Neurodevelopment requires precise regulation of gene expression, including post-transcriptional regulatory events such as alternative splicing and mRNA translation. However, translational regulation of specific isoforms during neurodevelopment and the mechanisms behind it remain unknown. Using RNA-seq analysis of mouse neocortical polysomes, here we report translationally repressed and derepressed mRNA isoforms during neocortical neurogenesis whose orthologs include risk genes for neurodevelopmental disorders. We demonstrate that the translation of distinct mRNA isoforms of the RNA binding protein (RBP), Elavl4, in radial glia progenitors and early neurons depends on its alternative 5′ UTRs. Furthermore, 5′ UTR-driven Elavl4 isoform-specific translation depends on upstream control by another RBP, Celf1. Celf1 regulation of Elavl4 translation dictates development of glutamatergic neurons. Our findings reveal a dynamic interplay between distinct RBPs and alternative 5′ UTRs in neuronal development and underscore the risk of post-transcriptional dysregulation in co-occurring neurodevelopmental disorders.

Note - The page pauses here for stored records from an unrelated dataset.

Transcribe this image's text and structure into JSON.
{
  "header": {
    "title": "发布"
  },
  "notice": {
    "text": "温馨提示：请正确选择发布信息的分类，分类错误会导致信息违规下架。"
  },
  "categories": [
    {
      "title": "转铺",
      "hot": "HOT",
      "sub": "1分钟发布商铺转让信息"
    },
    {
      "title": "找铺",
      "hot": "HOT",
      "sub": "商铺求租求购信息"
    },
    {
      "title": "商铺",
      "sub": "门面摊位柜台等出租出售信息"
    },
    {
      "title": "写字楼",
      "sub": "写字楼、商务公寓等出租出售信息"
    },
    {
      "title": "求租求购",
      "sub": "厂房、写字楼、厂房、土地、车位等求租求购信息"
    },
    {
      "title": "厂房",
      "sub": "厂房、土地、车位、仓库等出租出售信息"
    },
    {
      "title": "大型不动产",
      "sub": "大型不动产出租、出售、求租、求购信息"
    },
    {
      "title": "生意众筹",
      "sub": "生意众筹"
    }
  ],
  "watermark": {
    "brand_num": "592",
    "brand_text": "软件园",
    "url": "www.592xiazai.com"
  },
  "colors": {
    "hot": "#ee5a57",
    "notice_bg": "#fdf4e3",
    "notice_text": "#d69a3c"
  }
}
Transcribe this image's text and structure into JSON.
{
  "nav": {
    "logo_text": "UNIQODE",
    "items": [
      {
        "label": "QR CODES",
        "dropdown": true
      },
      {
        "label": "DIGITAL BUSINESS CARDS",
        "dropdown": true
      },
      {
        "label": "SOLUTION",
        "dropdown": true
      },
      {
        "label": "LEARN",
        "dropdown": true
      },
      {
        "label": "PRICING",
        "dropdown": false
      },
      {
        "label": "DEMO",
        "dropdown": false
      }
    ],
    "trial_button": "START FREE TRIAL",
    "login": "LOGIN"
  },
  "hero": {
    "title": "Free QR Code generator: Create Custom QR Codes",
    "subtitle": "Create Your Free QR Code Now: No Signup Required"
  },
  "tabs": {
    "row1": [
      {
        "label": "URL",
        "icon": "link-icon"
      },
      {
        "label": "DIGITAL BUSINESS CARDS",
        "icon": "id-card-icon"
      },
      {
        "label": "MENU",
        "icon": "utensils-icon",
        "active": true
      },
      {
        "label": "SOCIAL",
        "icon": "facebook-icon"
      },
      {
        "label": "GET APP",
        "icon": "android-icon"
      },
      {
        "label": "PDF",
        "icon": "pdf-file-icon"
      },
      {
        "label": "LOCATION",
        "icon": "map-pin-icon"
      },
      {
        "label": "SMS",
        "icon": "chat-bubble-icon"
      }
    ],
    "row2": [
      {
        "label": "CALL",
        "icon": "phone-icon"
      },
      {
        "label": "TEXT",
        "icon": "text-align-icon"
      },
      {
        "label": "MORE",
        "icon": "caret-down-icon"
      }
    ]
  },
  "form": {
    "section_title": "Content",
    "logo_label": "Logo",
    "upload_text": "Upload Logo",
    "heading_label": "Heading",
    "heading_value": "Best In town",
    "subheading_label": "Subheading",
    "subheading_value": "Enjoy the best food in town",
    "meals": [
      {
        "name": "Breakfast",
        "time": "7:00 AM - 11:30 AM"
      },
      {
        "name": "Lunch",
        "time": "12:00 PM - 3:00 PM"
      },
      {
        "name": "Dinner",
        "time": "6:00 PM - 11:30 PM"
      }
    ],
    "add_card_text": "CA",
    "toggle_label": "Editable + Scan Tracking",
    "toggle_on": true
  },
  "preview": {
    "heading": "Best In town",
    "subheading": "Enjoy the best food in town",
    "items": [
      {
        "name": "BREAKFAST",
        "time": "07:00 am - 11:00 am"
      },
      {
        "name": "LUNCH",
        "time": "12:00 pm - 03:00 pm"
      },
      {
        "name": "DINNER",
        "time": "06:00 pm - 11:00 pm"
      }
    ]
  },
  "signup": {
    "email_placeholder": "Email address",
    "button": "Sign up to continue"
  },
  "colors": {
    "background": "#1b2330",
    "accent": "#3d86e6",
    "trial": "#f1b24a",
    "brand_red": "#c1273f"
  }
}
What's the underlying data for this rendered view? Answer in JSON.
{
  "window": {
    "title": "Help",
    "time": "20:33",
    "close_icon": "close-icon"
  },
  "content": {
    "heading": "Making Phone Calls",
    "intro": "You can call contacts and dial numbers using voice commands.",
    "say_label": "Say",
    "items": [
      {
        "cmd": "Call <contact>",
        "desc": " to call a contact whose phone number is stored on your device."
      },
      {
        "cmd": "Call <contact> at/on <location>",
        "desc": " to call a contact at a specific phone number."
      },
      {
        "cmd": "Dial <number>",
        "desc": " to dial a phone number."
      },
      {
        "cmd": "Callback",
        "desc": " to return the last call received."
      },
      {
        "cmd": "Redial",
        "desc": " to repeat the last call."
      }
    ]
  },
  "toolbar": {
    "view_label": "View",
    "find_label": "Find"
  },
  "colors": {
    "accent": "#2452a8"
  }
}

神经发育需要基因表达的精确调节，包括转录后调节事件，例如选择性剪接和 mRNA 翻译。然而，神经发育过程中特定亚型的翻译调节及其背后的机制仍然未知。通过对小鼠新皮质多核糖体的 RNA-seq 分析，我们报告了新皮质神经发生过程中翻译抑制和去抑制的 mRNA 亚型，其直系同源物包括神经发育障碍的风险基因。我们证明，RNA 结合蛋白 (RBP) Elavl4的不同 mRNA 亚型在放射状胶质祖细胞和早期神经元中的翻译取决于其替代的 5' UTR。此外，5' UTR 驱动的Elavl4同工型特异性翻译依赖于另一个 RBP（Celf1）的上游控制。Celf1 对Elavl4翻译的调节决定了谷氨酸能神经元的发育。我们的研究结果揭示了神经元发育中不同 RBP 和替代 5' UTR 之间的动态相互作用，并强调了同时发生的神经发育障碍中转录后失调的风险。